While I couldn't find an official statement that the laptop can handle three displays, if you look up your video card it does show up on Intel's list of supported three-display configurations. I'm going to go out on a limb and say you don't also have an AMD GPU in your laptop - if that's showing up in your Device Manager you may have a bad driver or something else going on, which brings us to the first order of business:
1. Update all of your drivers.
Intel probably has some sort of built-in software you can use to manage your display settings - you don't necessarily need to update that, but definitely make sure everything under "Display adapters" in Device Manager is up-to-date - you can uninstall it/them and restart your machine if needed, as the driver(s) should auto-reload and you can check for fresh updates.
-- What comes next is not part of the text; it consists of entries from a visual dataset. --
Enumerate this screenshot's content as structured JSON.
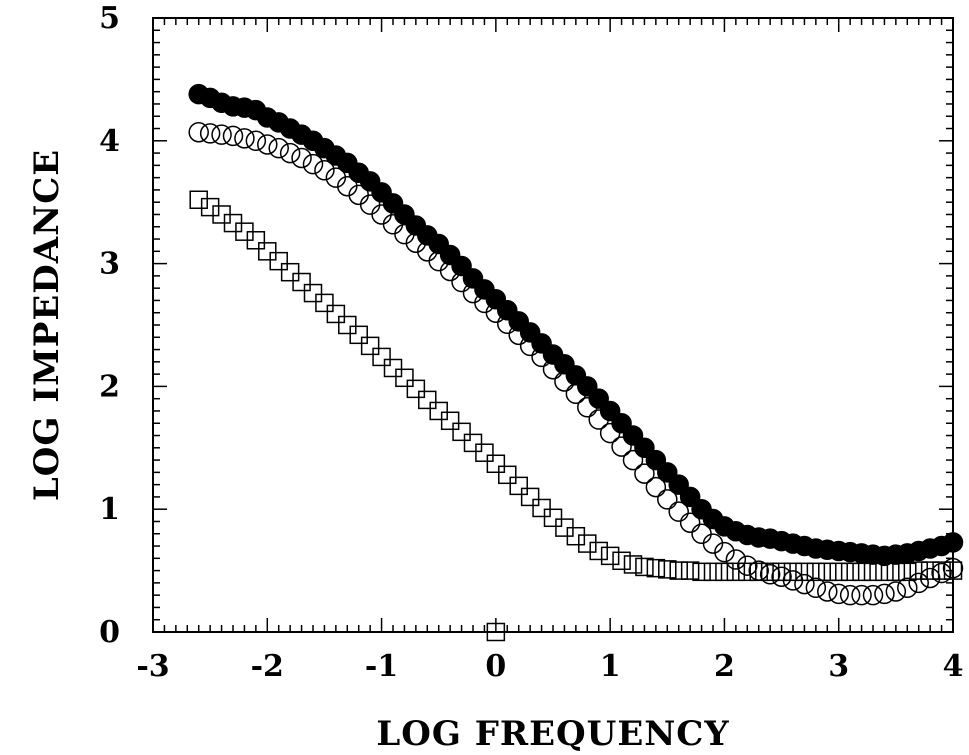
{
  "chart_data": {
    "type": "scatter",
    "xlabel": "LOG FREQUENCY",
    "ylabel": "LOG IMPEDANCE",
    "xlim": [
      -3,
      4
    ],
    "ylim": [
      0,
      5
    ],
    "x_ticks": [
      -3,
      -2,
      -1,
      0,
      1,
      2,
      3,
      4
    ],
    "y_ticks": [
      0,
      1,
      2,
      3,
      4,
      5
    ],
    "x_tick_labels": [
      "-3",
      "-2",
      "-1",
      "0",
      "1",
      "2",
      "3",
      "4"
    ],
    "y_tick_labels": [
      "0",
      "1",
      "2",
      "3",
      "4",
      "5"
    ],
    "grid": false,
    "series": [
      {
        "marker": "filled-circle",
        "x": [
          -2.6,
          -2.5,
          -2.4,
          -2.3,
          -2.2,
          -2.1,
          -2.0,
          -1.9,
          -1.8,
          -1.7,
          -1.6,
          -1.5,
          -1.4,
          -1.3,
          -1.2,
          -1.1,
          -1.0,
          -0.9,
          -0.8,
          -0.7,
          -0.6,
          -0.5,
          -0.4,
          -0.3,
          -0.2,
          -0.1,
          0.0,
          0.1,
          0.2,
          0.3,
          0.4,
          0.5,
          0.6,
          0.7,
          0.8,
          0.9,
          1.0,
          1.1,
          1.2,
          1.3,
          1.4,
          1.5,
          1.6,
          1.7,
          1.8,
          1.9,
          2.0,
          2.1,
          2.2,
          2.3,
          2.4,
          2.5,
          2.6,
          2.7,
          2.8,
          2.9,
          3.0,
          3.1,
          3.2,
          3.3,
          3.4,
          3.5,
          3.6,
          3.7,
          3.8,
          3.9,
          4.0
        ],
        "y": [
          4.38,
          4.35,
          4.31,
          4.28,
          4.27,
          4.25,
          4.19,
          4.15,
          4.1,
          4.05,
          4.0,
          3.94,
          3.88,
          3.82,
          3.74,
          3.67,
          3.58,
          3.49,
          3.4,
          3.31,
          3.23,
          3.16,
          3.07,
          2.98,
          2.88,
          2.79,
          2.71,
          2.62,
          2.53,
          2.44,
          2.35,
          2.26,
          2.18,
          2.09,
          2.0,
          1.9,
          1.8,
          1.7,
          1.6,
          1.5,
          1.4,
          1.3,
          1.2,
          1.1,
          1.0,
          0.92,
          0.86,
          0.82,
          0.79,
          0.77,
          0.76,
          0.74,
          0.72,
          0.7,
          0.68,
          0.67,
          0.66,
          0.65,
          0.64,
          0.63,
          0.62,
          0.63,
          0.64,
          0.66,
          0.68,
          0.7,
          0.73
        ]
      },
      {
        "marker": "open-circle",
        "x": [
          -2.6,
          -2.5,
          -2.4,
          -2.3,
          -2.2,
          -2.1,
          -2.0,
          -1.9,
          -1.8,
          -1.7,
          -1.6,
          -1.5,
          -1.4,
          -1.3,
          -1.2,
          -1.1,
          -1.0,
          -0.9,
          -0.8,
          -0.7,
          -0.6,
          -0.5,
          -0.4,
          -0.3,
          -0.2,
          -0.1,
          0.0,
          0.1,
          0.2,
          0.3,
          0.4,
          0.5,
          0.6,
          0.7,
          0.8,
          0.9,
          1.0,
          1.1,
          1.2,
          1.3,
          1.4,
          1.5,
          1.6,
          1.7,
          1.8,
          1.9,
          2.0,
          2.1,
          2.2,
          2.3,
          2.4,
          2.5,
          2.6,
          2.7,
          2.8,
          2.9,
          3.0,
          3.1,
          3.2,
          3.3,
          3.4,
          3.5,
          3.6,
          3.7,
          3.8,
          3.9,
          4.0
        ],
        "y": [
          4.07,
          4.06,
          4.05,
          4.04,
          4.02,
          4.0,
          3.97,
          3.94,
          3.9,
          3.86,
          3.81,
          3.76,
          3.7,
          3.63,
          3.56,
          3.48,
          3.4,
          3.32,
          3.24,
          3.17,
          3.1,
          3.02,
          2.94,
          2.85,
          2.76,
          2.68,
          2.6,
          2.51,
          2.42,
          2.33,
          2.24,
          2.14,
          2.04,
          1.94,
          1.83,
          1.73,
          1.62,
          1.51,
          1.4,
          1.29,
          1.18,
          1.08,
          0.98,
          0.89,
          0.8,
          0.72,
          0.65,
          0.59,
          0.54,
          0.5,
          0.47,
          0.45,
          0.42,
          0.39,
          0.36,
          0.33,
          0.31,
          0.3,
          0.3,
          0.3,
          0.31,
          0.33,
          0.36,
          0.4,
          0.44,
          0.48,
          0.52
        ]
      },
      {
        "marker": "open-square",
        "x": [
          -2.6,
          -2.5,
          -2.4,
          -2.3,
          -2.2,
          -2.1,
          -2.0,
          -1.9,
          -1.8,
          -1.7,
          -1.6,
          -1.5,
          -1.4,
          -1.3,
          -1.2,
          -1.1,
          -1.0,
          -0.9,
          -0.8,
          -0.7,
          -0.6,
          -0.5,
          -0.4,
          -0.3,
          -0.2,
          -0.1,
          0.0,
          0.1,
          0.2,
          0.3,
          0.4,
          0.5,
          0.6,
          0.7,
          0.8,
          0.9,
          1.0,
          1.1,
          1.2,
          1.3,
          1.4,
          1.5,
          1.6,
          1.7,
          1.8,
          1.9,
          2.0,
          2.1,
          2.2,
          2.3,
          2.4,
          2.5,
          2.6,
          2.7,
          2.8,
          2.9,
          3.0,
          3.1,
          3.2,
          3.3,
          3.4,
          3.5,
          3.6,
          3.7,
          3.8,
          3.9,
          4.0,
          0.0
        ],
        "y": [
          3.52,
          3.46,
          3.4,
          3.33,
          3.26,
          3.19,
          3.1,
          3.02,
          2.93,
          2.85,
          2.76,
          2.68,
          2.59,
          2.5,
          2.42,
          2.33,
          2.24,
          2.15,
          2.07,
          1.98,
          1.89,
          1.8,
          1.72,
          1.63,
          1.54,
          1.46,
          1.37,
          1.28,
          1.19,
          1.1,
          1.01,
          0.93,
          0.85,
          0.78,
          0.72,
          0.66,
          0.62,
          0.58,
          0.55,
          0.53,
          0.52,
          0.51,
          0.5,
          0.5,
          0.49,
          0.49,
          0.49,
          0.49,
          0.49,
          0.49,
          0.49,
          0.49,
          0.49,
          0.49,
          0.49,
          0.49,
          0.49,
          0.49,
          0.49,
          0.49,
          0.49,
          0.49,
          0.49,
          0.5,
          0.5,
          0.5,
          0.5,
          0.0
        ]
      }
    ]
  }
}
2. Test the two external monitors without the laptop display
Make sure you edit your power settings to not make your laptop sleep when you close it, connect both monitors, and then close your laptop lid. As long as one monitor displays you can troubleshoot the other from there - it's important to make sure they can both be detected at the same time and that they are each set to a compatible resolution (if one has a VGA and one has an HDMI, I would imagine the resolutions will vary).
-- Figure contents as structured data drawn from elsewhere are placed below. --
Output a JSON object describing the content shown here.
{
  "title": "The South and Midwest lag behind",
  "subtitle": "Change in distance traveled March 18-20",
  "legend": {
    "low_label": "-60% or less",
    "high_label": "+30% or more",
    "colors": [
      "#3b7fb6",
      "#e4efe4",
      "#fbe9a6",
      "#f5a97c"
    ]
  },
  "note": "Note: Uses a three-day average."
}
3. Bring the laptop display back into the mix
If you can get both external displays working, open your lid back up - it may be good-to-go right off of the bat, or you may have to tweak some other resolution/display settings; sometimes a computer can support three-displays but not necessarily be able to extend to three (i.e. two displays may have to be duplicated).
Ultimately: even after you make sure everything is updated, sometimes getting your displays to all come up correctly just takes some playing around with. It's a familiar dance of power-cycling, unplugging cables, plugging them back in, and changing your settings. Let us know if this helps at all and we can go from there.